Continual learning with hypernetworks
08 Feb 2021Introduction
-
The paper proposes the use of task-conditioned HyperNetworks for lifelong learning / continual learning setups.
-
The idea is, the HyperNetwork would only need to remember the task-conditioned weights and not the input-output mapping for all the data points.
Terminology
-
$f$ denotes the network for the given $t^{th}$ task.
-
$h$ denotes the HyperNetwork that generates the weights for $f$.
-
$\Theta_{h}$ denotes the parameters of $h$.
-
$e^{t}$ denotes the input task-embedding for the $t^{th}$ task.
Approach
-
When training on the $t^{th}$ task, the HyperNetworks generates the weights for the network $f$.
-
The current task loss is computed using the generated weights, and the candidate weight update ($\Delta \Theta_{h}$) is computed for $h$.
-
The actual parameter change is computed by the following expression:
$L_{total} = L{task}(\Theta_{h}, e^{T}, X^{T}, Y^{T}) + \frac{\beta_{output}}{T-1} \sum_{t=1}^{T-1} | f_{h}(e^{t}, \Theta_{h}^*) - f_{h}(e^{(t)}, \Theta_{h} + \Delta \Theta_{h} ))|^2$
-
$L_{task}$ is the loss for the current task.
-
$(X^{T}, Y^{T})$ denotes the training datapoints for the $T^{th}$ task.
-
$\beta_{output}$ is a hyperparameter to control the regularizer’s strength.
-
$\Theta_{h}^*$ denotes the optimal parameters after training on the $T-1$ tasks.
-
$\Theta_{h} + \Delta \Theta_{h}$ denotes the one-step update on the current $h$ model.
-
In practice, the task encoding $e^{t}$ is chunked into smaller vectors, and these vectors are fed as input to the HyperNetwork.
-
This enables the HyperNetwork to produce weights iteratively, instead of all at once, thus helping to scale to larger models.
-
The paper also considers the problem of inferring the task embedding from a given input pattern.
-
Specifically, the paper uses task-dependent uncertainty, where the task embedding with the least predictive uncertainty is chosen as the task embedding for the given unknown task.

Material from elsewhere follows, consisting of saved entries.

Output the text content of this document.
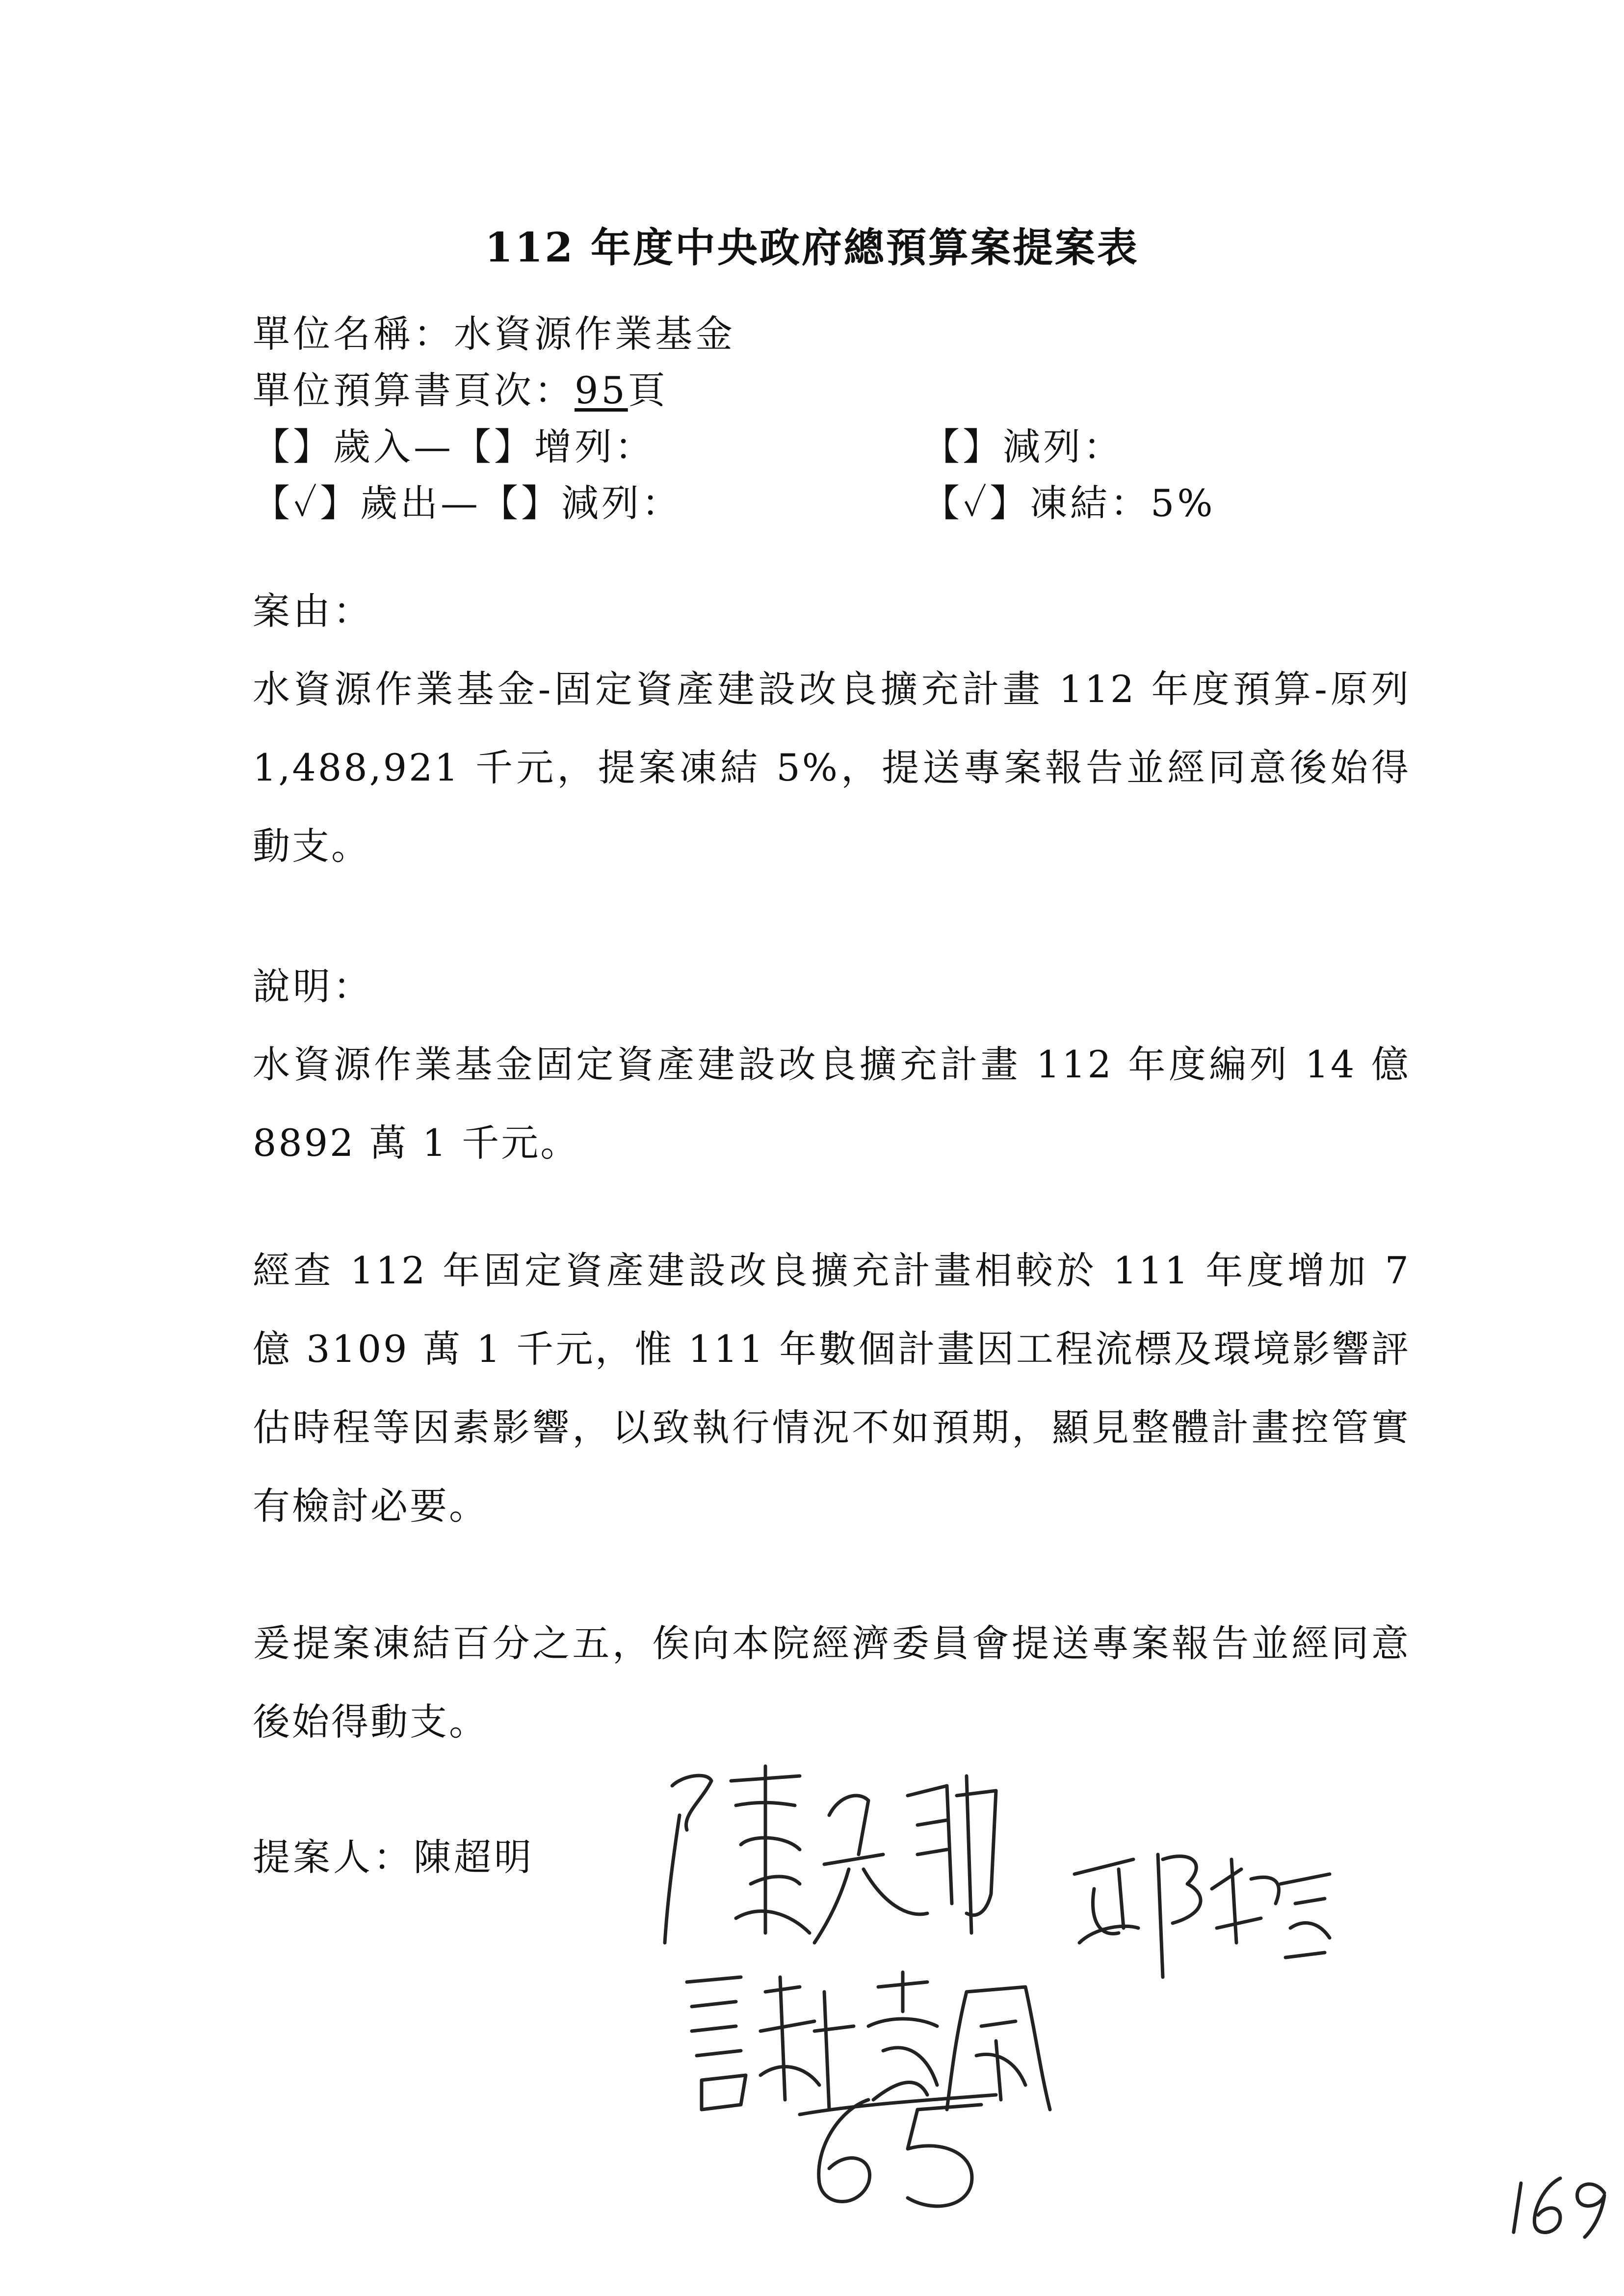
112 年度中央政府總預算案提案表
單位名稱：水資源作業基金
單位預算書頁次：95頁
【】歲入—【】增列：	【】減列：
【✓】歲出—【】減列：	【✓】凍結：5%
案由：
水資源作業基金-固定資產建設改良擴充計畫 112 年度預算-原列 1,488,921 千元，提案凍結 5%，提送專案報告並經同意後始得動支。
說明：
水資源作業基金固定資產建設改良擴充計畫 112 年度編列 14 億 8892 萬 1 千元。
經查 112 年固定資產建設改良擴充計畫相較於 111 年度增加 7 億 3109 萬 1 千元，惟 111 年數個計畫因工程流標及環境影響評估時程等因素影響，以致執行情況不如預期，顯見整體計畫控管實有檢討必要。
爰提案凍結百分之五，俟向本院經濟委員會提送專案報告並經同意後始得動支。
提案人：陳超明
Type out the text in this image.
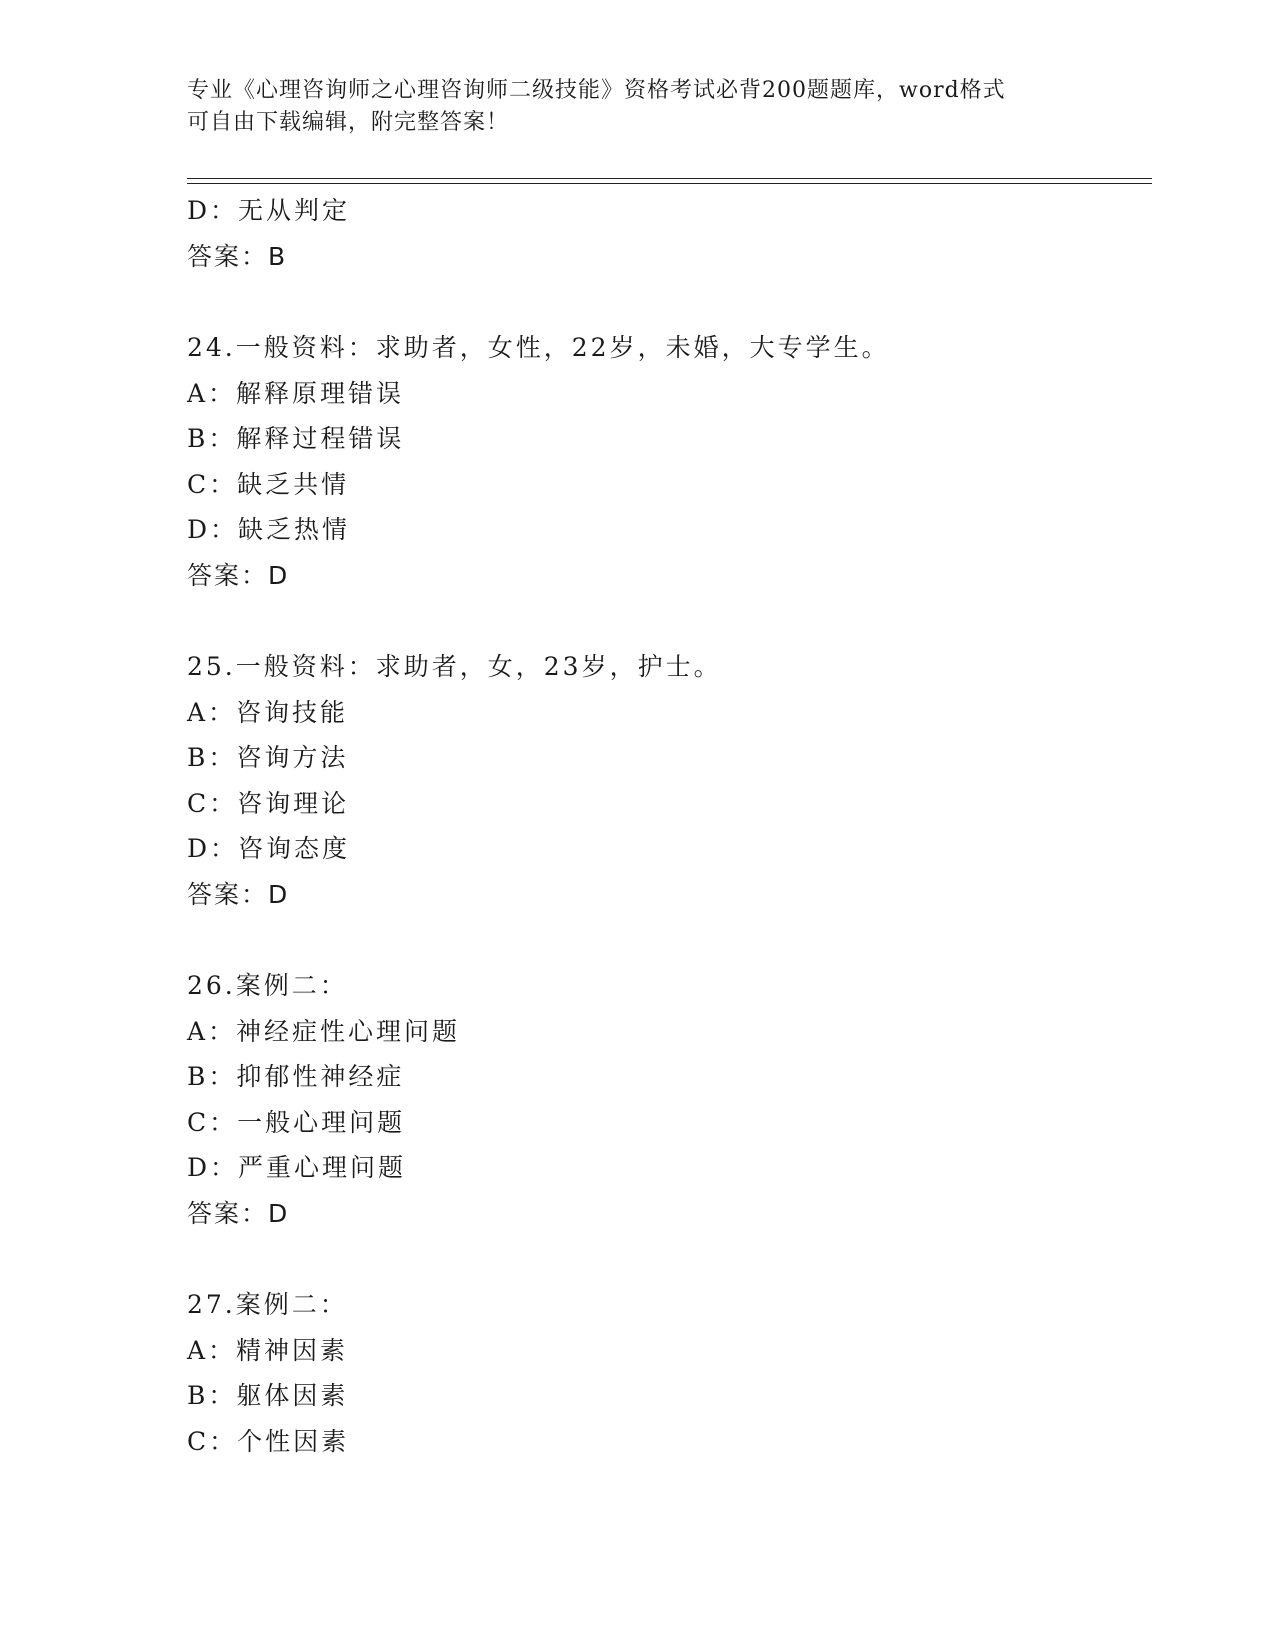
专业《心理咨询师之心理咨询师二级技能》资格考试必背200题题库，word格式
可自由下载编辑，附完整答案！
D：无从判定
答案：B
24.一般资料：求助者，女性，22岁，未婚，大专学生。
A：解释原理错误
B：解释过程错误
C：缺乏共情
D：缺乏热情
答案：D
25.一般资料：求助者，女，23岁，护士。
A：咨询技能
B：咨询方法
C：咨询理论
D：咨询态度
答案：D
26.案例二：
A：神经症性心理问题
B：抑郁性神经症
C：一般心理问题
D：严重心理问题
答案：D
27.案例二：
A：精神因素
B：躯体因素
C：个性因素
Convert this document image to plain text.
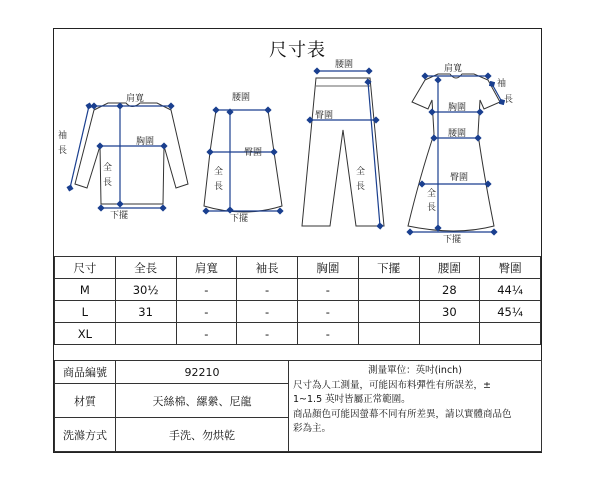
尺寸表
肩寬
袖
長
胸圍
全
長
下擺
腰圍
臀圍
全
長
下擺
腰圍
臀圍
全
長
肩寬
袖
長
胸圍
腰圍
臀圍
全
長
下擺
尺寸	全長	肩寬	袖長	胸圍	下擺	腰圍	臀圍
M	30½	-	-	-		28	44¼
L	31	-	-	-		30	45¼
XL		-	-	-			
商品編號	92210	測量單位：英吋(inch)
尺寸為人工測量，可能因布料彈性有所誤差，±
1~1.5 英吋皆屬正常範圍。
商品顏色可能因螢幕不同有所差異，請以實體商品色
彩為主。

材質	天絲棉、縲縈、尼龍	
洗滌方式	手洗、勿烘乾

This approach is referred to as HNET+ENT.
-
The paper also considers using HyperNetworks to learn the weights for a task-specific generative model. This generative model will be used to generate pseudo samples for rehearsal-based approaches. The paper considers two cases:
-
HNET+R where the replay model (i.e., the generative model) is parameterized using a HyperNetwork.
-
HNET+TIR, where an auxiliary task inference classifier is used to predict the task identity.
-
Experiments
-
Three setups are considered
-
CL1 - Task identity is given to the model.
-
CL2 - Task identity is not given, but task-specific heads are used.
-
CL3 - Task identity needs to be explicitly inferred.
-
-
On the permuted MNIST task, the proposed approach outperforms baselines like Synaptic Intelligence and Online EWC, and the performance gap is more significant for larger task sequences.
-
Forward knowledge transfer is observed with the CIFAR datasets.
-
One potential limitation (which is more of a limitation of HyperNetworks) is that HyperNetworks may be harder to scale for larger models like ResNet50 or transformers, thus limiting their usefulness for lifelong learning use cases.